The first half of her book is concerned with the role of women in society. She compares a healthy family structure to a democratic society. In both cases, men and women have distinct roles they must fulfill in order to create a balanced, healthy environment. Since political participation for women was limited at the time of Cooper’s writing, she argued that not only were women suffering, but so was all of society. She argued that women’s sensitivity to emotion and intuition and their nurturing nature would balance out society that was controlled by aggressive and reason-oriented men. She argues that men and women are equals but their responsibilities to society are distinctive.
In the second half of her book, Cooper addresses America’s race problem. She argues that, yes, there is a problem concerning race in America and the only way that it will eventually be solved is by the power and grace of God. Until He intervenes, Americans must stand ready and be prepared to go to battle with racism. She argues that racism is un-Christian in practice although it may be justified by certain ideologies. The only measure of Christianity however, is the activities people engage in, not their prayers, hymns, or Sunday services.
This approach to Christianity differs from previous writers in this course (although it bears some resemblance to Douglass) because Cooper relies less on biblical passage to prove her point than she does on history, logic, and Christianity as exemplified by practice. This lack of scripture may weaken her argument for some critics but it is consistent with what she is arguing. I find her call for Americans to stand ready in the fight against racism a little ambivalent but I think she envisions actively asserting God’s displeasure with racism rather than standing around and literally waiting.

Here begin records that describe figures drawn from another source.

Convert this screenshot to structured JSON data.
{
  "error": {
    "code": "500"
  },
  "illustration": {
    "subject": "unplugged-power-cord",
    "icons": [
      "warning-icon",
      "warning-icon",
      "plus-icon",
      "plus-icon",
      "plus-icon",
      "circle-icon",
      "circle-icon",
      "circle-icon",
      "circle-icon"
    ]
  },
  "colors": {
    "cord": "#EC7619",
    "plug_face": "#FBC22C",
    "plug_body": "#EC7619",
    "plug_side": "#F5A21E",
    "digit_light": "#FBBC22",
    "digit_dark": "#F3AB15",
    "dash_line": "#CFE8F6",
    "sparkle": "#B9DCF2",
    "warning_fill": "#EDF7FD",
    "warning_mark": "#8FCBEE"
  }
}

What I found most intriguing and problematic with this work was Cooper’s theory on the role of women in society. I think she is envisioning women as a political caucus who vote similarly on issues because of their shared experiences of being women. Perhaps this was accurate to a certain extent when women were first granted the vote, but I think this burden of representation that she is putting on women is unfair and poor reasoning. I don’t think that women should vote because they’re women, but they should vote because they’re people. Cooper lived to the 1960s and the second wave of feminism and I would be very interested to know her thoughts on the idea that women should not be limited by biology and can do anything that men can do. I suspect that she would have problems with women in the armed services, fighting fires, or making important business decisions and I wonder how she felt as her progressive ideas of the 1890s became hopelessly old fashioned in the 1960s.